Updated

The Holy Week took a non-religious detour in Venezuela, with government supporters using the national holiday to entice people to sign a document repealing U.S. sanctions against seven high-ranking officials linked to corruption and violation of human rights.

On Easter Sunday, a few dummies of President Obama went up in flames in different cities and towns across the country – and some TV stations broadcast it live.

The burning was incorporated in a local tradition called "La Quema de Judas" (The Burning of Judas), a Roman Catholic ritual in which an effigy of Judas Iscariot, the disciple who according to the Gospel betrayed and sold Jesus Christ, is torched.

In some places, President Obama was joined by other government foes, such as former governor and two-times presidential candidate Henrique Capriles, whose effigy burned in Petare and Los Teques, two low income sectors in the northern state of Miranda.

Burning dummies of contemporary figures perceived as traitors is a century-old practice by Holy Week observers in Venezuela. This time, President Obama was the figure of choice of Chavistas, who decry his March 9 executive order that sanctions government officials and calls the situation in Venezuela “an unusual and extraordinary threat to the national security and foreign policy of the United States.”
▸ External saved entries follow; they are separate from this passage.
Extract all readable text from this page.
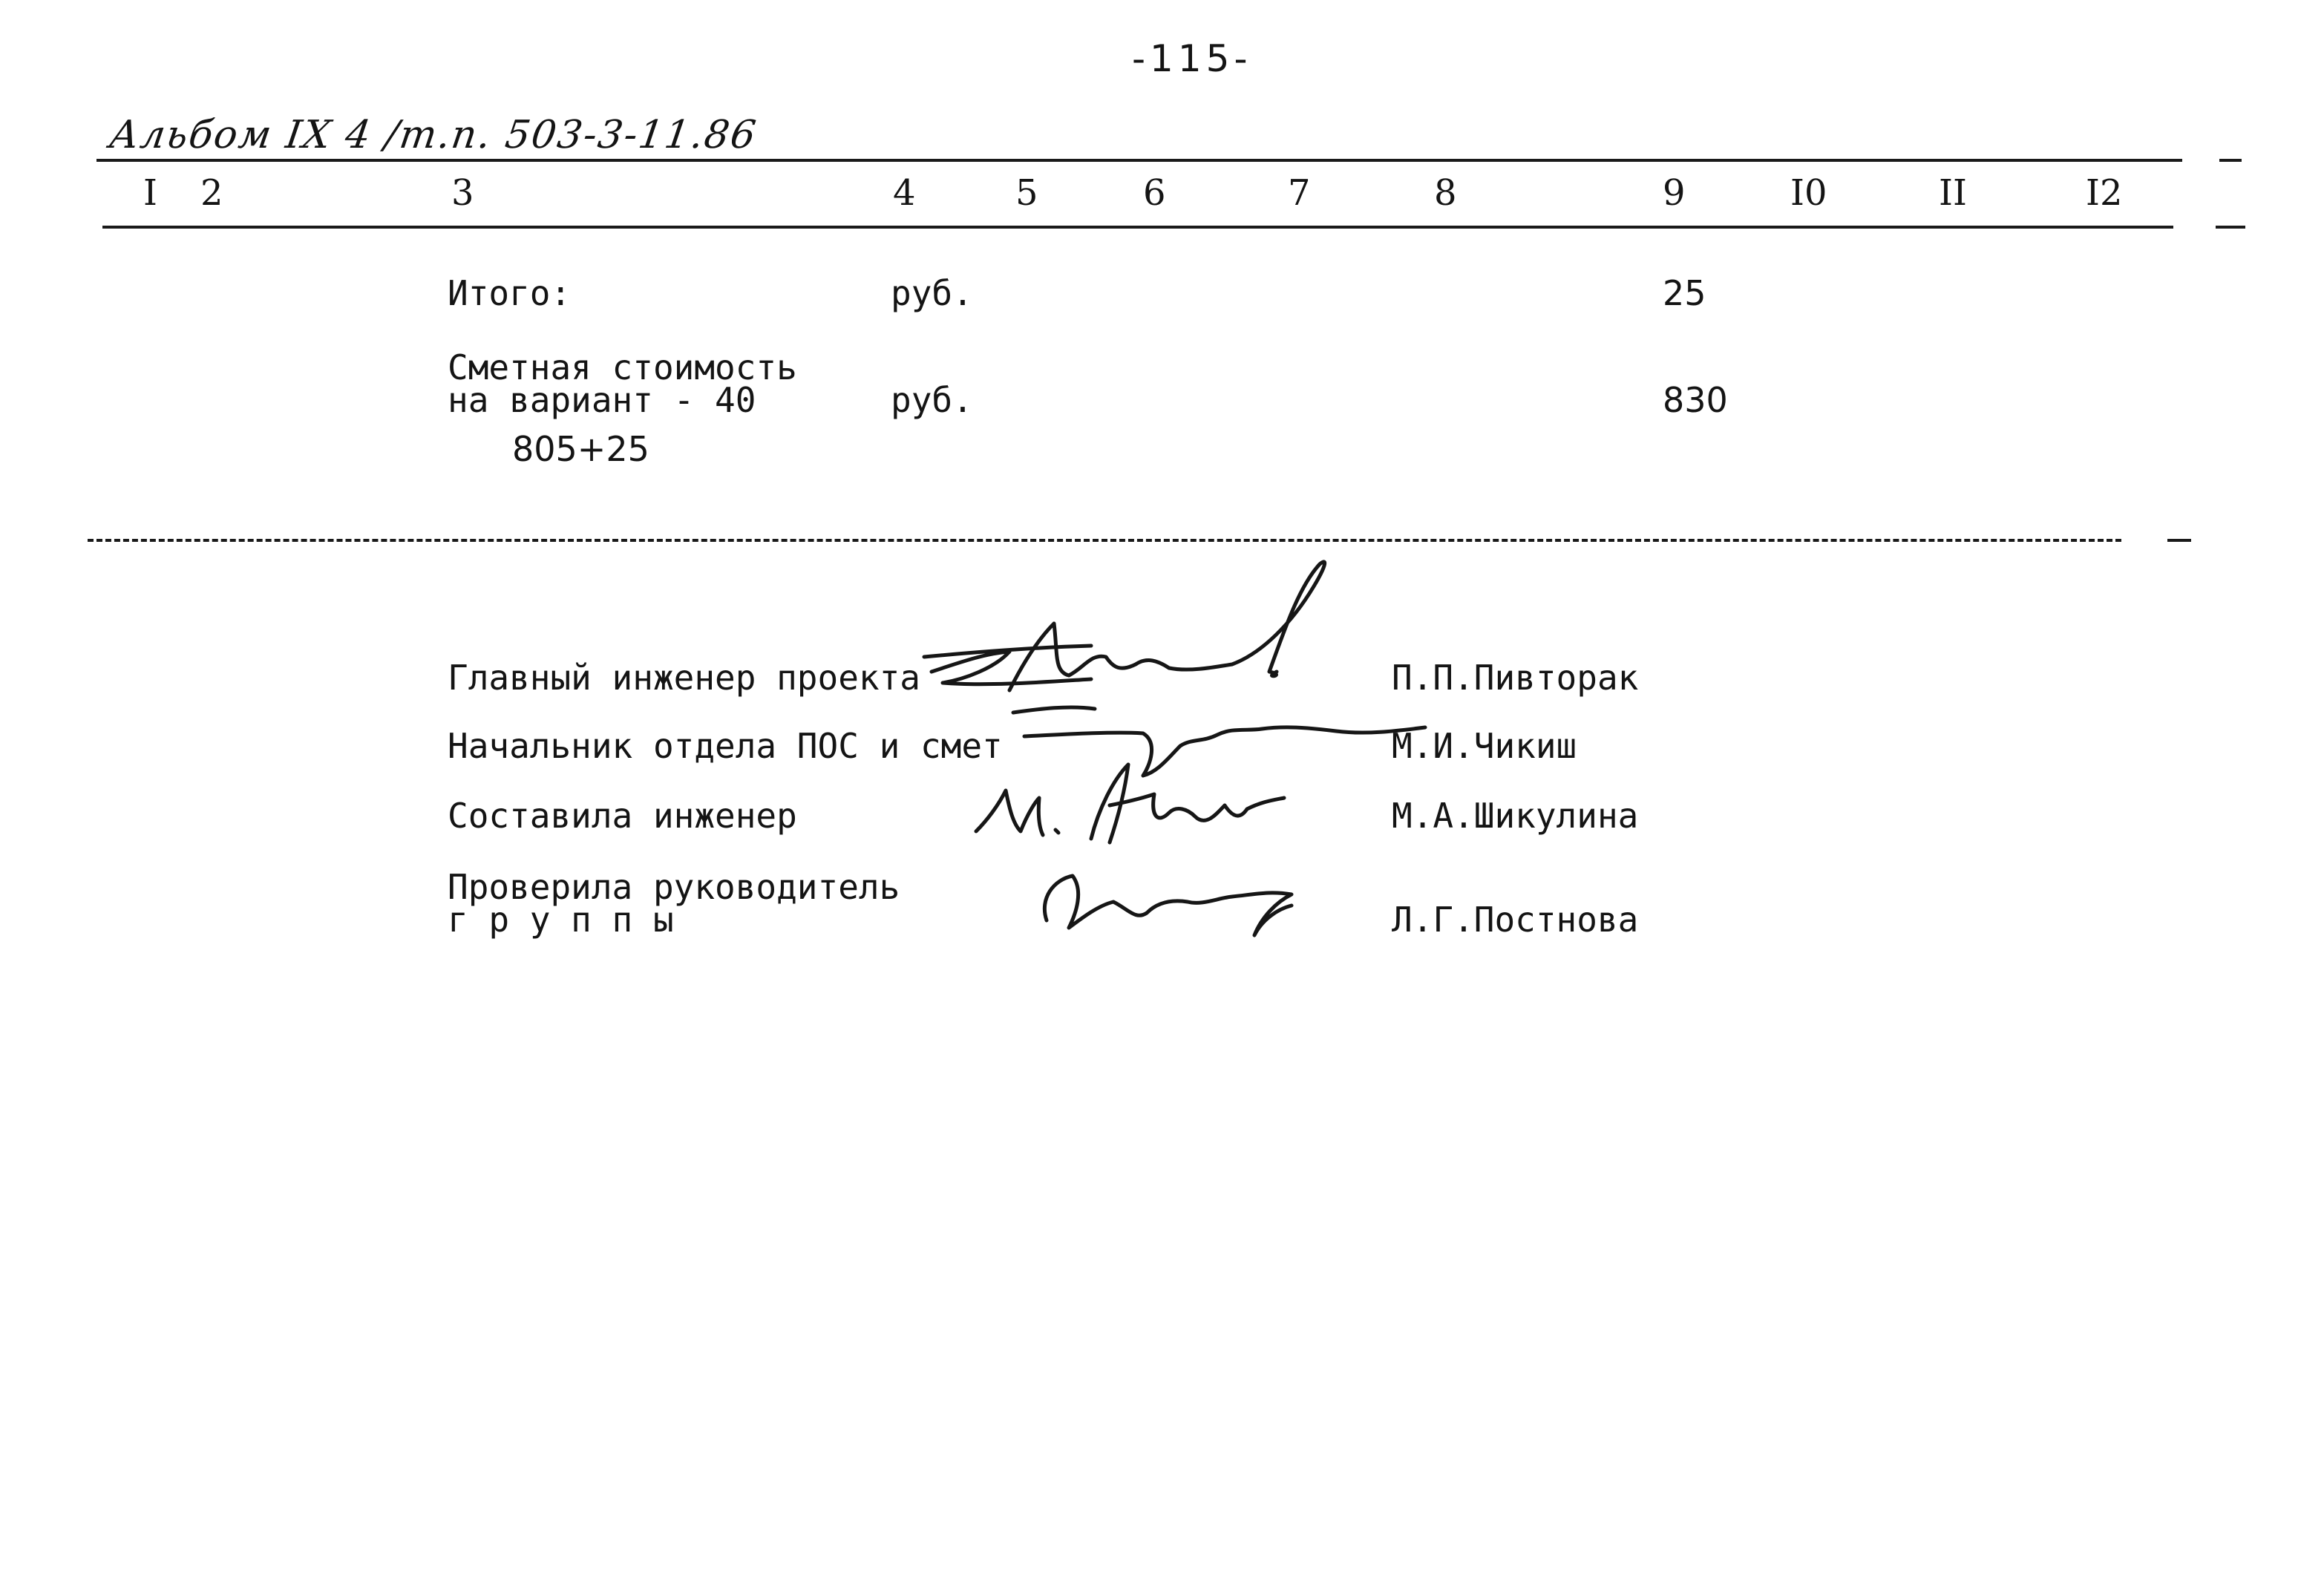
-115-
Альбом IX 4 /т.п. 503-3-11.86
I 2	3	4	5	6	7	8	9	I0	II	I2
Итого:	руб.	25
Сметная стоимость
на вариант - 40
805+25
руб.	830
Главный инженер проекта	П.П.Пивторак
Начальник отдела ПОС и смет	М.И.Чикиш
Составила инженер	М.А.Шикулина
Проверила руководитель
г р у п п ы	Л.Г.Постнова
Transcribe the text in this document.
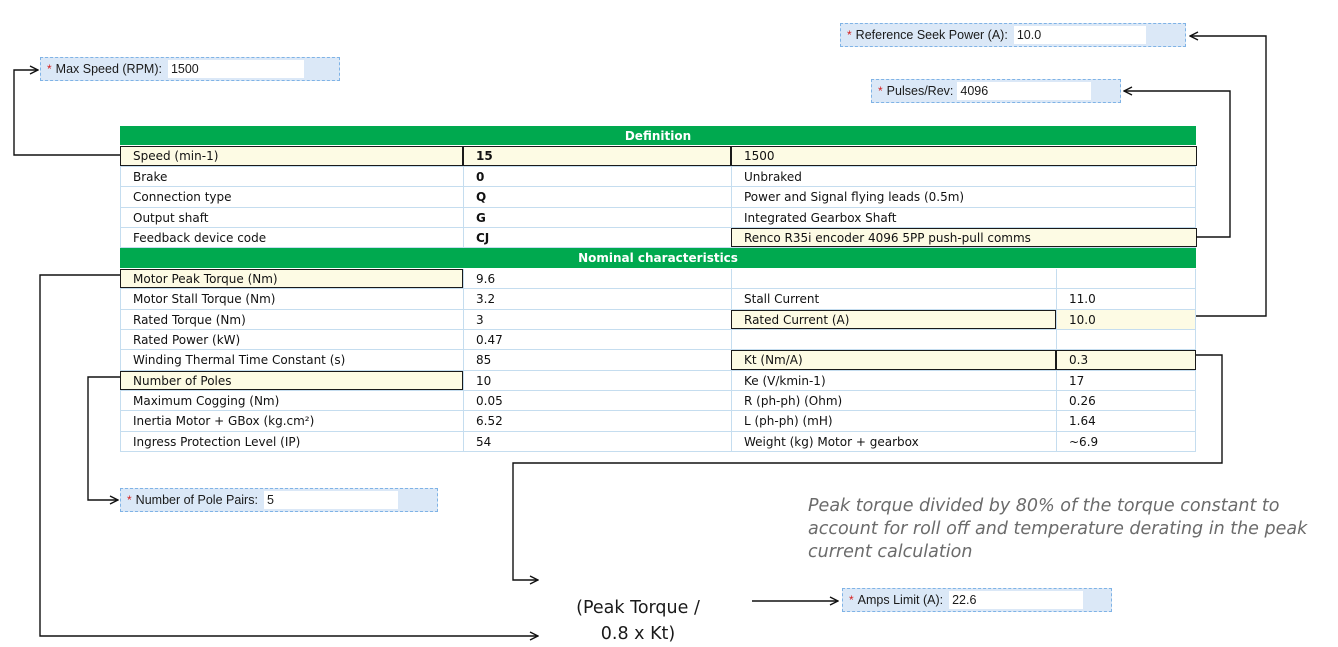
* Max Speed (RPM): 1500
* Reference Seek Power (A): 10.0
* Pulses/Rev: 4096
* Number of Pole Pairs: 5
* Amps Limit (A): 22.6
Definition
Speed (min-1)	15	1500
Brake	0	Unbraked
Connection type	Q	Power and Signal flying leads (0.5m)
Output shaft	G	Integrated Gearbox Shaft
Feedback device code	CJ	Renco R35i encoder 4096 5PP push-pull comms
Nominal characteristics
Motor Peak Torque (Nm)	9.6
Motor Stall Torque (Nm)	3.2	Stall Current	11.0
Rated Torque (Nm)	3	Rated Current (A)	10.0
Rated Power (kW)	0.47
Winding Thermal Time Constant (s)	85	Kt (Nm/A)	0.3
Number of Poles	10	Ke (V/kmin-1)	17
Maximum Cogging (Nm)	0.05	R (ph-ph) (Ohm)	0.26
Inertia Motor + GBox (kg.cm²)	6.52	L (ph-ph) (mH)	1.64
Ingress Protection Level (IP)	54	Weight (kg) Motor + gearbox	~6.9
Peak torque divided by 80% of the torque constant to account for roll off and temperature derating in the peak current calculation
(Peak Torque /
0.8 x Kt)
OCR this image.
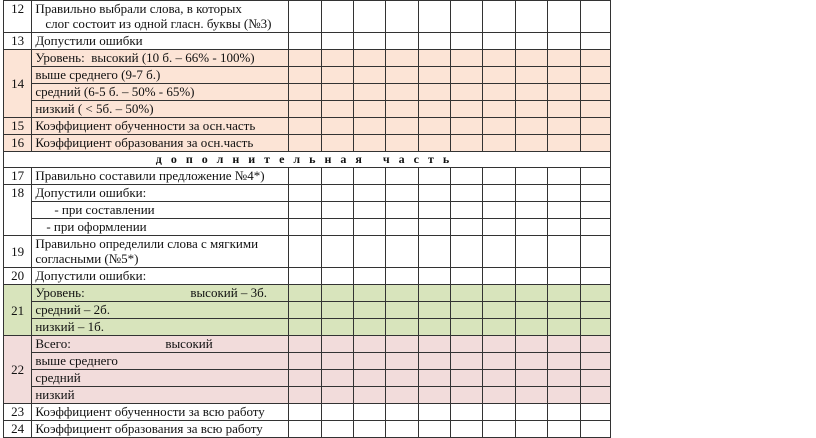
12	Правильно выбрали слова, в которых
слог состоит из одной гласн. буквы (№3)										

13	Допустили ошибки										
14	Уровень: высокий (10 б. – 66% - 100%)										
	выше среднего (9-7 б.)										
	средний (6-5 б. – 50% - 65%)										
	низкий ( < 5б. – 50%)										
15	Коэффициент обученности за осн.часть										
16	Коэффициент образования за осн.часть										
дополнительная часть											
17	Правильно составили предложение №4*)										
18	Допустили ошибки:										
	- при составлении										
	- при оформлении										
19	Правильно определили слова с мягкими
согласными (№5*)										

20	Допустили ошибки:										
21	Уровень: высокий – 3б.										

	средний – 2б.										
	низкий – 1б.										
22	Всего: высокий										

	выше среднего										
	средний										
	низкий										
23	Коэффициент обученности за всю работу										
24	Коэффициент образования за всю работу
In other towns, people with the opposition burned effigies of President Nicolás Maduro and Diosdado Cabello's, the president of the National Congress, blaming them for what they say is the country’s worst political and economic crisis in recent memory.

As a response to Obama's order, Maduro promised to deliver to him a petition signed by 10 million Venezuelans calling for the U.S. sanctions to be revoked. He said he would personally hand him the signatures during the Summit of the Americas taking place this weekend in Panama City.

As of Wednesday, government officials say, more than nine million signatures had been gathered.

During the Holy Week signatures were collected in beaches, where signers in return received paper fans with the message "Venezuela no es una amenaza, somos esperanza" (Venezuela is not a threat, we are hope).

On Monday, secretary of Defense General Vladimir Padrino López delivered five boxes full of signatures from military personnel. He admitted that all the employees at the ministry had been working collecting signatures.

The new mayor of Caracas and head of the campaign “Obama, repeal the executive order now,” Jorge Rodríguez, said they will keep collecting signatures until Thursday. He also said the signatures are being verified by the National Electoral Council, which is expected to issue an official certificate validating the signatures.

Rodriguez took the post after Mayor Antonio Ledezma was arrested and jailed on February 19 for allegedly supporting staging a U.S.-funded attempted coup against President Maduro.

Relations between the U.S. and Venezuela have been rapidly deteriorating as Maduro keeps blaming U.S. plotting for the host of economic and social woes plaguing the socialist-governed country.

Washington has called the accusation ludicrous.